First the U.K., now Germany

While Germany and Europe in general have some of the strictest rules regarding the use and storage of personally identifiable information, the last few months have seen rather extreme data security breaches. Today, the German media is reporting about a new installment of irresponsible negligence government incompetence:

According to the SPIEGEL ONLINE a spokesperson for the software company HSH admitted that the personal information of more than 500,000 residents of at least 15 cities and towns were readily available on the internet for at least 3 months [1]. According to a investigative news program (Report aus M√ľnchen), this problem actually affected more than 200 municipalities for more than 3 years. The alleged cause for this blunder was rather simple: the software used by the cities to manage these huge data collections had at least one default/demo account that was not disabled by the IT staff of the authorities. These credentials were inadvertantly published by the software maker on their web site and thus available to every one.

While problems like this can happen, it seems odd that this massive security breach has not caused a major uproar with the various highly paid privacy guardians. In fact, there i svirtually no report on this incident in any language but German. One might get the impression that there is a strong desire with a rather large number of people to keep this incident on the q.t. and avoid further investitigations and public disclosures.

Germany has (or had?) after the horrible experiences with two dictatorships and their respective secret police a tradition of resistance against data collection and privacy invasion. The proposed general census of 1983 was stopped by the German Supreme Court in a decision that laid the foundation of what has recently been termed "Informationelles Selbstbestimmungsrecht" (right to informational self-determination).

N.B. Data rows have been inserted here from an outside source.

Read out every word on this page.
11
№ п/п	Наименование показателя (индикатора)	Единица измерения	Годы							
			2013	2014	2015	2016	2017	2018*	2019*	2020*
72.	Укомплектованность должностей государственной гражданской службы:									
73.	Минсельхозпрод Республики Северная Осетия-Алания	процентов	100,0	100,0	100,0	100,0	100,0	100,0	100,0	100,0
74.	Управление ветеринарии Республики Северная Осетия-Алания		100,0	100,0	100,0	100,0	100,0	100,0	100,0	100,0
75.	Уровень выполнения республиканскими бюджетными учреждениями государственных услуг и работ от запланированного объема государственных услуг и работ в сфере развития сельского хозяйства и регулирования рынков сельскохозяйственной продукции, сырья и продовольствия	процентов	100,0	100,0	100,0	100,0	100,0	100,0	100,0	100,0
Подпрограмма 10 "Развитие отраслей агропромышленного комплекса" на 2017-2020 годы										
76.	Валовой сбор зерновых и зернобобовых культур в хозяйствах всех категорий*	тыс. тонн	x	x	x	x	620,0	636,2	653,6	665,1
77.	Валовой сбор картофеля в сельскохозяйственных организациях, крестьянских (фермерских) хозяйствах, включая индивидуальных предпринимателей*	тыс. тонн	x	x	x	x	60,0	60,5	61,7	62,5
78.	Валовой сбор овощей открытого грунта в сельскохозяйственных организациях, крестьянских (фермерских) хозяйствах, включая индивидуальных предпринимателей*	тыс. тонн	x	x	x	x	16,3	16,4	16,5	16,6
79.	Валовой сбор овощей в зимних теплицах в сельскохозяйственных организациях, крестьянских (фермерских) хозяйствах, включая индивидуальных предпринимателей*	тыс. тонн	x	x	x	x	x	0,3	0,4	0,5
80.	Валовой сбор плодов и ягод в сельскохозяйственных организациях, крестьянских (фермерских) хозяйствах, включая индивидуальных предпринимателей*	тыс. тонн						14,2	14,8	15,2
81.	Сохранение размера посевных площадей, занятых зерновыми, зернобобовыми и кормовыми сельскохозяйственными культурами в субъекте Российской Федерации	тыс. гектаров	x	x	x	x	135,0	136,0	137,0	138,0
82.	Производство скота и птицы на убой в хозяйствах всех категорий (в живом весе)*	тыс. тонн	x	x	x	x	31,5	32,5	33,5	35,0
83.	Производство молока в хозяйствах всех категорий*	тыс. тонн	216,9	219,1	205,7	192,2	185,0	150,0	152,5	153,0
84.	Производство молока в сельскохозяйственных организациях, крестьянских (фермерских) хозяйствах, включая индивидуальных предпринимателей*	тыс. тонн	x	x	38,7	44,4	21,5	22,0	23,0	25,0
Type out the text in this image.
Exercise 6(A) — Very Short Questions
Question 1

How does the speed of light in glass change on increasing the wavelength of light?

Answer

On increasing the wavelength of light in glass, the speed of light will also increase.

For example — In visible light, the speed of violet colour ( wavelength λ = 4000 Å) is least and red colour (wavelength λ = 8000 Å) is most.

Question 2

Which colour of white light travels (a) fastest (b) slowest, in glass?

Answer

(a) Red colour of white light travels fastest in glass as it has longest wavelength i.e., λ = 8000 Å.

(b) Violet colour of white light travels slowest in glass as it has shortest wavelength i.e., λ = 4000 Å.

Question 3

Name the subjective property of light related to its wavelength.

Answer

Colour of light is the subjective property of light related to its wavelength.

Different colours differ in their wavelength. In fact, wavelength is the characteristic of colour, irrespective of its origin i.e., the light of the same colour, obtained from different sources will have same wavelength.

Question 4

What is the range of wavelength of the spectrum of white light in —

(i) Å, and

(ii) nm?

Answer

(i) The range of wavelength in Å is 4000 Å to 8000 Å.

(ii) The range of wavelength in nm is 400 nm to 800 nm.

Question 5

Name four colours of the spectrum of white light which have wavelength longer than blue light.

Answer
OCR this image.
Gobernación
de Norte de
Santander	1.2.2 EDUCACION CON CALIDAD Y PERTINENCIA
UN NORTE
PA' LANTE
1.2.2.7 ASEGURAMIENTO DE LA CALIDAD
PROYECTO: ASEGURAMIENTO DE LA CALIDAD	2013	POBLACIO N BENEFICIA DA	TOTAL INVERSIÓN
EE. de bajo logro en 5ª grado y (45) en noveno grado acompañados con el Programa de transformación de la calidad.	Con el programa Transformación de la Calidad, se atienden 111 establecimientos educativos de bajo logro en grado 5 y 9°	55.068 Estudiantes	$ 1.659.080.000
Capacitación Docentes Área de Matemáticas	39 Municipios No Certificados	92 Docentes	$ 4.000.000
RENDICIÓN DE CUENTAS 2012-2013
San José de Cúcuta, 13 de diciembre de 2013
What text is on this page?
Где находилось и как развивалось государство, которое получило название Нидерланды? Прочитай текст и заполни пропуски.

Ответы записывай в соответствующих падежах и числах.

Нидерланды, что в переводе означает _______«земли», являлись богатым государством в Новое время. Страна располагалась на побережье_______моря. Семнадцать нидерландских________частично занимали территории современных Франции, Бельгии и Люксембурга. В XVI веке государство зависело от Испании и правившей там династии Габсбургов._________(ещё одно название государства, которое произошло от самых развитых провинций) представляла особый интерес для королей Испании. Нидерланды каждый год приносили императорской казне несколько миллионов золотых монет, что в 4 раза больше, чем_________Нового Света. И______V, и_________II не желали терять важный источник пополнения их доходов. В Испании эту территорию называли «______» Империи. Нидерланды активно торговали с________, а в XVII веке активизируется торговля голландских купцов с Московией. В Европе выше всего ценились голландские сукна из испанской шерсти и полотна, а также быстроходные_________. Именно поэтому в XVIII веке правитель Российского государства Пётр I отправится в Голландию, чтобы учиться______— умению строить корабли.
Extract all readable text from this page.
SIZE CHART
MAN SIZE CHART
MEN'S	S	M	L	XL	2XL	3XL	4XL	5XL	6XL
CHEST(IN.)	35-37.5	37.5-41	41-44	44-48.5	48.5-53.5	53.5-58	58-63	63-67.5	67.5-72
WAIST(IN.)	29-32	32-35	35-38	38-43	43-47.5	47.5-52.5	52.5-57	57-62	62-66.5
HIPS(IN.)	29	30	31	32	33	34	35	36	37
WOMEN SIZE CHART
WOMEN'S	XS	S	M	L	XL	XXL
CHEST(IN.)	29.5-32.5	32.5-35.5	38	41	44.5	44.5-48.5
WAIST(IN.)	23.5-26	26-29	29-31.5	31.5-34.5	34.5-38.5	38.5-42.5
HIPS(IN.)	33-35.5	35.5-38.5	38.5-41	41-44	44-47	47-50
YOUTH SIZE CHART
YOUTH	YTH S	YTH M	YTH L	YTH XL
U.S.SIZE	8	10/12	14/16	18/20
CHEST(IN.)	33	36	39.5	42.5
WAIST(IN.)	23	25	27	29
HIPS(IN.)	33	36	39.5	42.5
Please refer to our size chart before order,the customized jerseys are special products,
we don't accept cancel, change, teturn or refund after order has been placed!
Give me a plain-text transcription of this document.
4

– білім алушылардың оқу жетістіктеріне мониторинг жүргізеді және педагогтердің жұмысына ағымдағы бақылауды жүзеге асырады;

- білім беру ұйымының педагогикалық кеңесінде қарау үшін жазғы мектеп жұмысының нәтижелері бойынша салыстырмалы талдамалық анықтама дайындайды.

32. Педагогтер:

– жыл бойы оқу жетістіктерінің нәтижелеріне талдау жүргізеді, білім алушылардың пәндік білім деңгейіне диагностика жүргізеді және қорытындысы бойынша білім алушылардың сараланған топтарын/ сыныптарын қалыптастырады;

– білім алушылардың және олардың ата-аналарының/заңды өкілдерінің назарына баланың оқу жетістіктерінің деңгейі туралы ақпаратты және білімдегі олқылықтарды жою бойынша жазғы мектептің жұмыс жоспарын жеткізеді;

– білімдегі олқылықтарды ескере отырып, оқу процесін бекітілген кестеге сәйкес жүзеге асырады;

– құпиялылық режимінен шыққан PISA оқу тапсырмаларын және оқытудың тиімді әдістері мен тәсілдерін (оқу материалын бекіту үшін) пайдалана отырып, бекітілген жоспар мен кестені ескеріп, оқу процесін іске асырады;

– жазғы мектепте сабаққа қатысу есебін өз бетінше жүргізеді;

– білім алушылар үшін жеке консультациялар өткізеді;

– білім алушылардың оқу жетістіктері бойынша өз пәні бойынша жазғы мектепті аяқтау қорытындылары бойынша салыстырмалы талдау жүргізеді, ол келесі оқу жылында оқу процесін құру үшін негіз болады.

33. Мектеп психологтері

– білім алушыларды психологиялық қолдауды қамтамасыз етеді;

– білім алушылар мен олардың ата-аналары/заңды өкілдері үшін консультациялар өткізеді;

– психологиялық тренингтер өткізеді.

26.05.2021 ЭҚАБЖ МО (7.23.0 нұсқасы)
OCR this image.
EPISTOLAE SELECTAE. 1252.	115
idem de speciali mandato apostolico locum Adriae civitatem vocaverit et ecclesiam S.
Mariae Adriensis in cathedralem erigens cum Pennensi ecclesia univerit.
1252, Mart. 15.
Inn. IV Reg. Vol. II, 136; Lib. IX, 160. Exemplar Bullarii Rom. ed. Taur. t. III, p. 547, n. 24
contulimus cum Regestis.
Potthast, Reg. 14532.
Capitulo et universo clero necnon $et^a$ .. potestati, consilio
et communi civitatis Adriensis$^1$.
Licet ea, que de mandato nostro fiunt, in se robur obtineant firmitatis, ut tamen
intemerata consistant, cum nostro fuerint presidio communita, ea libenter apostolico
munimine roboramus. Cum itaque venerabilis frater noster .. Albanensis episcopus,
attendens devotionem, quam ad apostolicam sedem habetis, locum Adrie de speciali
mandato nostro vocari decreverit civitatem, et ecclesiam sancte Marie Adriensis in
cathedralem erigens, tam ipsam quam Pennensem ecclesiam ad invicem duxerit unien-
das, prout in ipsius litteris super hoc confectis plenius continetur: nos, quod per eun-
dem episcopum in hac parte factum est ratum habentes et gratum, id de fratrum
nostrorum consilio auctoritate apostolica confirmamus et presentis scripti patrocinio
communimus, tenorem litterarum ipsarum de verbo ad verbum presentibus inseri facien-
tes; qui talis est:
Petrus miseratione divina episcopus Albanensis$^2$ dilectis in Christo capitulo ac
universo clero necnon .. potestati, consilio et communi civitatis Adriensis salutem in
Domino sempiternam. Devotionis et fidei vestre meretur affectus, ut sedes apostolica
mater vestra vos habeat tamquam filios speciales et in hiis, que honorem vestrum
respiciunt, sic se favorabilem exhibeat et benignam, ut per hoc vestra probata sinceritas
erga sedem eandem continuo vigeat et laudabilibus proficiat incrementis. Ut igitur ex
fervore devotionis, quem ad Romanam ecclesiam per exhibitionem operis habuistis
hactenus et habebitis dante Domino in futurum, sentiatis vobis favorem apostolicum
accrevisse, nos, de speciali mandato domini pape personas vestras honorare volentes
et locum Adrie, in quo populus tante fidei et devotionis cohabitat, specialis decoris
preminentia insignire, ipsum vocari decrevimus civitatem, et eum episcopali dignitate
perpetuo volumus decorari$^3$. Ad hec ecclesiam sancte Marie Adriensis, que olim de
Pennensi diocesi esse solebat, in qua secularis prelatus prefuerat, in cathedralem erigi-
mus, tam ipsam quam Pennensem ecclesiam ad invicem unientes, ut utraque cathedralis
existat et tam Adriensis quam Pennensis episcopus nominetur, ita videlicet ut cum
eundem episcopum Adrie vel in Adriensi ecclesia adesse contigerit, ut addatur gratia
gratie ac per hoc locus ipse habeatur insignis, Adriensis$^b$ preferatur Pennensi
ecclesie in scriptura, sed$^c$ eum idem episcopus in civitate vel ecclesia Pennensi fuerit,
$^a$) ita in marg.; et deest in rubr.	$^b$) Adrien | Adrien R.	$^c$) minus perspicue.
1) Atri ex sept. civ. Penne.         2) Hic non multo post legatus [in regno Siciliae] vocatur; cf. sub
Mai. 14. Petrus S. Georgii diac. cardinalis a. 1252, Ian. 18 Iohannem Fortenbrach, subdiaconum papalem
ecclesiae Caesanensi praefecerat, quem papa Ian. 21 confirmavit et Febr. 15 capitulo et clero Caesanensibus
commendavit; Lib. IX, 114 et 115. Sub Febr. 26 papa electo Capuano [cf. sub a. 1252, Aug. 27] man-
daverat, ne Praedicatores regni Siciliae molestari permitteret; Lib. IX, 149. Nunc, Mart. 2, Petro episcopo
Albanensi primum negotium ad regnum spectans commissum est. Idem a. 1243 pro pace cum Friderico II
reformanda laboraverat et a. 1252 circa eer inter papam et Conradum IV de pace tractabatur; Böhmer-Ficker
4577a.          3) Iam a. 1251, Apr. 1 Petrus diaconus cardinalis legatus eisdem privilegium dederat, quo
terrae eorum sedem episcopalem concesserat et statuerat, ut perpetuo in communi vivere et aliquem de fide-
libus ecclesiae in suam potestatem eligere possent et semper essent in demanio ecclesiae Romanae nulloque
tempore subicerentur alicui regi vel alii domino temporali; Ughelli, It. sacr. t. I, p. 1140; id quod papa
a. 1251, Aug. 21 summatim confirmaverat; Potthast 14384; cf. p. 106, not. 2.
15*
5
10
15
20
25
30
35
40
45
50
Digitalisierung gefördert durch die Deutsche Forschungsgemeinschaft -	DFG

So far, Germany has not seen a large number of identity theft cases: until last year, there was no unique ID  in use and most electronic transactions are currently handled through a European debit card system that is less exposed to a number of frauds. Also, while the various branches of government had been busy collecting large amounts of data on German citizens and residents, there have been only a few federal databases. When talking to people on the street, I found a growing indifference to the German governments extended data collection and linking programs. The general attitude seems to be that "we do not have anything to hide", and if a little (or even more than just a little) loss of privacy leads to a few high profile tax evasion prosecutions, everyone is happy.


[1] Germany has a national ID law that requires citizens to register with city hall and disclose persoanlly identifyable information such as names, current and former addresses, religious affiliation, birth date and place, children, current and former spouses, tax information, serial numbers of the national ID card and passport, and more. Since last year's July, this data also includes a tax ID, the German equivalent of a social security number.